The Tin Drum Chapter 6: The Schedule
Oskar says that Klepp often spends hours making schedules, including his eating of blood sausage and handing out illegal Communist propaganda. Klepp shows Oskar his schedule and it takes Oskar back to his first experience with a schedule.
It began in kindergarten. Hedwig Bronski would take Oskar and her son Stephan Bronski together to the same kindergarten, which was attended by six to ten other children. Their teacher, Auntie Kauer, would take them for walks through town. She would harness the children together with shafts of pale-blue knotted wool with bridles of wood with bells attached on the sides. Auntie Kauer would hold the reins and have the children trot along in front of her, singing prayers and hymns like "Jesus for thee we live, Jesus, for thee we die."
Oskar laments that he was forced to leave the kindergarten, on account of Stephan. In the spring when Oskar was seven, Auntie Kauer, in a fit of childlike exuberance, began to knit a new harness for the children, which was to be bright red. Just then, they heard cries - there was a boy on top of Stephan, punching him repeatedly in his already bleeding nose. He called Stephan a "Polack" as he hit him. Auntie Kauer broke up the fight as Oskar wound up the red yarn. It was then suggested that Stephan leave the kindergarten for good. Oskar refused to stay if Stephan was not there, even though he held no great liking for him.
Topic Tracking: Red & White 3
Topic Tracking: Red &White 4
Then it was time for Oskar to try school. Stephan Bronski was sent to Polish public school, Oskar to German school. On the first morning of school, Alfred tried to take away Oskar's drum. Oskar used his singing voice and shattered a vase. Alfred raised a hand to strike Oskar, but Agnes and Jan stopped him.
Oskar describes the school as a place where mothers were taking their children to offer them for sale. He says the granite water fountain troughs reminded him of his Uncle Vincent's piglets suckling at a sow. In Oskar's classroom, the mothers lined up along one wall and stayed for the first day of class. Both the children and the mothers laughed as Oskar came in with his drum - Oskar's mother Agnes felt ashamed of her son. Although completely calm, Oskar lamented only that he was not tall enough to see outside, for Greff was outside with his boy scouts.

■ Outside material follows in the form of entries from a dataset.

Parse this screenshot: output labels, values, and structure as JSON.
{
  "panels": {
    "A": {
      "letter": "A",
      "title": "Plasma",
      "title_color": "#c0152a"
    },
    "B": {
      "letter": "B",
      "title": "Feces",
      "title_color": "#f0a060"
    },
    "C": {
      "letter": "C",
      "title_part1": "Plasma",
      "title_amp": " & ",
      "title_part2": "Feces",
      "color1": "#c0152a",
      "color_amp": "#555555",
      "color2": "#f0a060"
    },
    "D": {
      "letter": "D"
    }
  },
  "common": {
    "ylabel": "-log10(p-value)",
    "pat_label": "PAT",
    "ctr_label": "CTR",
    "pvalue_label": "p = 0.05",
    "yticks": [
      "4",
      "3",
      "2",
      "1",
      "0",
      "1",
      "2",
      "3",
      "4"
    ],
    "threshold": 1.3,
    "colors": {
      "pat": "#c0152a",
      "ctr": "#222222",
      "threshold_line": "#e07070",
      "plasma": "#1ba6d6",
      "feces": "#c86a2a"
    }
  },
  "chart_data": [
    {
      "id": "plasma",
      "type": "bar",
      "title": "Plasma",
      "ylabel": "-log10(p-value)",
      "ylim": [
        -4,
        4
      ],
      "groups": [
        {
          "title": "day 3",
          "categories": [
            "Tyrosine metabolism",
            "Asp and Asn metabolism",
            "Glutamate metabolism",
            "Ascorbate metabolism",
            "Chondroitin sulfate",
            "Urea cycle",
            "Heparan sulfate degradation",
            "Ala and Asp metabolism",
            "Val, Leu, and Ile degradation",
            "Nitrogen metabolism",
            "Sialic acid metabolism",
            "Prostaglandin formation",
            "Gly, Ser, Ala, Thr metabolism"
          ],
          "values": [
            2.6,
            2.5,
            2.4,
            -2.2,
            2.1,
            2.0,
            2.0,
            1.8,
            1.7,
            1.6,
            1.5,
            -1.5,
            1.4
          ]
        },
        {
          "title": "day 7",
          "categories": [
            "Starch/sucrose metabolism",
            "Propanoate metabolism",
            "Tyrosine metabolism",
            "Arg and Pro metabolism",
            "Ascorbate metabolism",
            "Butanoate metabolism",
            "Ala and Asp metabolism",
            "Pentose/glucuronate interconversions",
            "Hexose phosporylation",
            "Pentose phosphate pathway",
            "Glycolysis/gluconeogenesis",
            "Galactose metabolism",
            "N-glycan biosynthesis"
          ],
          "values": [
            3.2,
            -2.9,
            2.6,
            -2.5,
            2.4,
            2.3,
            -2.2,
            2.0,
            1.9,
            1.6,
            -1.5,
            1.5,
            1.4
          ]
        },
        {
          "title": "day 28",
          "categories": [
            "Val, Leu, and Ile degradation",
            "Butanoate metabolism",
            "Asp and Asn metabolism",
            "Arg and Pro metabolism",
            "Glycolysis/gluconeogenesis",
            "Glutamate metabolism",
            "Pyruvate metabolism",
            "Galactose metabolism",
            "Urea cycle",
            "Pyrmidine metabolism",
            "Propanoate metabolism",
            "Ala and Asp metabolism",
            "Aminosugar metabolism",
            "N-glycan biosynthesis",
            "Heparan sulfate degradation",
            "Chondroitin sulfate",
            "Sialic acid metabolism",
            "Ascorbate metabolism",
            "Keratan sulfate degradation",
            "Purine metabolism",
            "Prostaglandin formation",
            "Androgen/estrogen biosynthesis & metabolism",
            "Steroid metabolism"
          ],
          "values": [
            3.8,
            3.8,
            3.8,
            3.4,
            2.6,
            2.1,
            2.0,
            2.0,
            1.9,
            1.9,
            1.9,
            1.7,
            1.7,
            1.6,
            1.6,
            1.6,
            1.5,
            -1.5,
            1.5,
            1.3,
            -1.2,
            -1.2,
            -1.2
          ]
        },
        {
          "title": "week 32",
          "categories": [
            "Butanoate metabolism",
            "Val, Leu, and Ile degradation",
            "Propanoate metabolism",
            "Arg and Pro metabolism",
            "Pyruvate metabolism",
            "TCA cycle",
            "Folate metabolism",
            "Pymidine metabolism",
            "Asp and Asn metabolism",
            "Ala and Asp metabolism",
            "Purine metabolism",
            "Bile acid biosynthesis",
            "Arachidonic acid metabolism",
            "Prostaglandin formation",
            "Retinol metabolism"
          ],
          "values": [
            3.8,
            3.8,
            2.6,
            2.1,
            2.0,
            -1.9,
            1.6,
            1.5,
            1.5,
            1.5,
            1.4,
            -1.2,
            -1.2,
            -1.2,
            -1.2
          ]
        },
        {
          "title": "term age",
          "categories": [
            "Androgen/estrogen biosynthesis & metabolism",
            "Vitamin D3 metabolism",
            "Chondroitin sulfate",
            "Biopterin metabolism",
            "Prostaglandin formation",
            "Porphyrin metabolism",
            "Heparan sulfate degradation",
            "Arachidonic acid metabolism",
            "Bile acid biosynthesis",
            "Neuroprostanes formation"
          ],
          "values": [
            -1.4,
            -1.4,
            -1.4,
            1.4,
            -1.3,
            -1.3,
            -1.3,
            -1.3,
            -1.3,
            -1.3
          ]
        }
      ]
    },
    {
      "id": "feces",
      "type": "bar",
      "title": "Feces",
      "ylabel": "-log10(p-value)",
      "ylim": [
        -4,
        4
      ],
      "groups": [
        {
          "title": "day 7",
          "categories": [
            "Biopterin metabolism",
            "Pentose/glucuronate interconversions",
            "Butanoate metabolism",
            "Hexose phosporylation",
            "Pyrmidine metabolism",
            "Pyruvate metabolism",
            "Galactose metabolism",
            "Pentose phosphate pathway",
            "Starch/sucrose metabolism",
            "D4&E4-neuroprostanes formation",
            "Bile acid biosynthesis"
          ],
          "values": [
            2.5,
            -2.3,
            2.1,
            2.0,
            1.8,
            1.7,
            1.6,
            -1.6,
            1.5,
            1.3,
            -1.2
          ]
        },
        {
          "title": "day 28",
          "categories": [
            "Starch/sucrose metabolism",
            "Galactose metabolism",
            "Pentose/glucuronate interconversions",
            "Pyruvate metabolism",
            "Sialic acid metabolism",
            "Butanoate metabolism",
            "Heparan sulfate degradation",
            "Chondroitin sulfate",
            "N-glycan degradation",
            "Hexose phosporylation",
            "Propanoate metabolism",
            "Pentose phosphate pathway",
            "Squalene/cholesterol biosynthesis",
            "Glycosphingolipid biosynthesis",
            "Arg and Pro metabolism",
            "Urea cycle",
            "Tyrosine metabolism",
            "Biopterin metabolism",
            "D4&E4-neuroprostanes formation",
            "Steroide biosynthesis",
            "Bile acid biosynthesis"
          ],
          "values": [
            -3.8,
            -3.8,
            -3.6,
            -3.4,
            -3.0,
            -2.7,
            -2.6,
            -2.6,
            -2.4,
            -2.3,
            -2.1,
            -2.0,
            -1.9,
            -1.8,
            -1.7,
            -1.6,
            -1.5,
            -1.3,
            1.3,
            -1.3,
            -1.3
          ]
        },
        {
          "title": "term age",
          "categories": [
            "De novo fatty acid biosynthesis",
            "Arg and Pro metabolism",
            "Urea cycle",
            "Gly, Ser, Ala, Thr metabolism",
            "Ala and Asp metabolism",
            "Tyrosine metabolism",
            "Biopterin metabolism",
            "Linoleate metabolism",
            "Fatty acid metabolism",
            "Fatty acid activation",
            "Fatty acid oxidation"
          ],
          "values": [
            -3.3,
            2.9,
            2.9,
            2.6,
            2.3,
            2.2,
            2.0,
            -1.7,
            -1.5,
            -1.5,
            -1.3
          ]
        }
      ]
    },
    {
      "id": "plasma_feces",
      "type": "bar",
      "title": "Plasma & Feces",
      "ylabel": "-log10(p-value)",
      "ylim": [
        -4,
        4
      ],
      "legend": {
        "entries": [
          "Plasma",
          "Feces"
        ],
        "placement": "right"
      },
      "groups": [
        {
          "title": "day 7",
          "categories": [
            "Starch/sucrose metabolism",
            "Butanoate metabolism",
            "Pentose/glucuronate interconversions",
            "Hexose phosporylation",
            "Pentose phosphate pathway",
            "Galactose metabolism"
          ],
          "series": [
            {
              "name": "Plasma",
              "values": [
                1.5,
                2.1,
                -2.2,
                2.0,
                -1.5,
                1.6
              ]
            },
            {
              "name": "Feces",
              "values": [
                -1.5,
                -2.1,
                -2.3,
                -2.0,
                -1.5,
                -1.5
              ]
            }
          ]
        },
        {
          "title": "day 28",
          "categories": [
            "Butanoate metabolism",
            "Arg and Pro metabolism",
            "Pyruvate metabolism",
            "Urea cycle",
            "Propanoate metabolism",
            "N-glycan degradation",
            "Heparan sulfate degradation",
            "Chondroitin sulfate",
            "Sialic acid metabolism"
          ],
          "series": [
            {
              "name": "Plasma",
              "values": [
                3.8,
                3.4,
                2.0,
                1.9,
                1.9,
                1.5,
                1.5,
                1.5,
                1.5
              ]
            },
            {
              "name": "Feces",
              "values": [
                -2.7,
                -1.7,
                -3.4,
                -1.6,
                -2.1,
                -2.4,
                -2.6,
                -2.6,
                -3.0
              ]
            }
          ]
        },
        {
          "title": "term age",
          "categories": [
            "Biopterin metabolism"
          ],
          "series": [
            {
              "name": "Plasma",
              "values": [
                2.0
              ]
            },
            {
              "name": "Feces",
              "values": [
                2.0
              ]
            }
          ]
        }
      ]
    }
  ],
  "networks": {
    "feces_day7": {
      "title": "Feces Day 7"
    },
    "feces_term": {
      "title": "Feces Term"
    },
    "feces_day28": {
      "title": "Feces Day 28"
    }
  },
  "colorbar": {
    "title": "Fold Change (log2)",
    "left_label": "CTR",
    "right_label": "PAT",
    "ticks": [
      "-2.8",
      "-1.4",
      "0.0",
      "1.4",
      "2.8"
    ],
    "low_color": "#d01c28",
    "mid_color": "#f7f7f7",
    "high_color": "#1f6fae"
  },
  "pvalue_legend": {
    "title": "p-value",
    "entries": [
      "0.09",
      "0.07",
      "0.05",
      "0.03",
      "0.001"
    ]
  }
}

Oskar's teacher came in and asked the class to sing a song with her. Oskar, disgusted that the singing children are so undisciplined, pulls out his drumsticks and begins to drum. His teacher nod at him in encouragement. Oskar says:
"The rabble behind me had long ceased their barbaric howls. I was beginning to fancy that my drum was teaching, educating my fellow pupils, making them into my pupils, when la Spollenhauer [Oskar's teacher] approached my desk. For a time she watched my hands and drumsticks, I wouldn't even say that her manner was inept; she smiled self-forgetfully and tried to clap her hands to my beat. For a moment she became a not unpleasant old maid, who had forgotten her prescribed occupational caricature and become human, that is, childlike, curious, complex, and immoral." Chapter 7, pg. 80
She then complemented Oskar but tried to take away his drum. Oskar gave her a warning scratch on her glasses with his voice. She let go of the drum but called him wicked. She changed her glasses and announced that she would give the students' their schedule of classes, and made them all repeat it after her. Oskar repeated the schedule by beating on his drum. The teacher found the drumming repulsive; she tried to take the drum again. This time Oskar sung out the classroom's windows. The teacher took out a cane and slammed Oskar's desk; he refused to have his hand hit, so she hit his drum with a violent glint in her eye. Oskar shattered the lenses of her glasses. The mothers threatened to pounce on Oskar's mother, but Oskar came to her aid and they left, pausing only long enough for a photograph by the school photographer.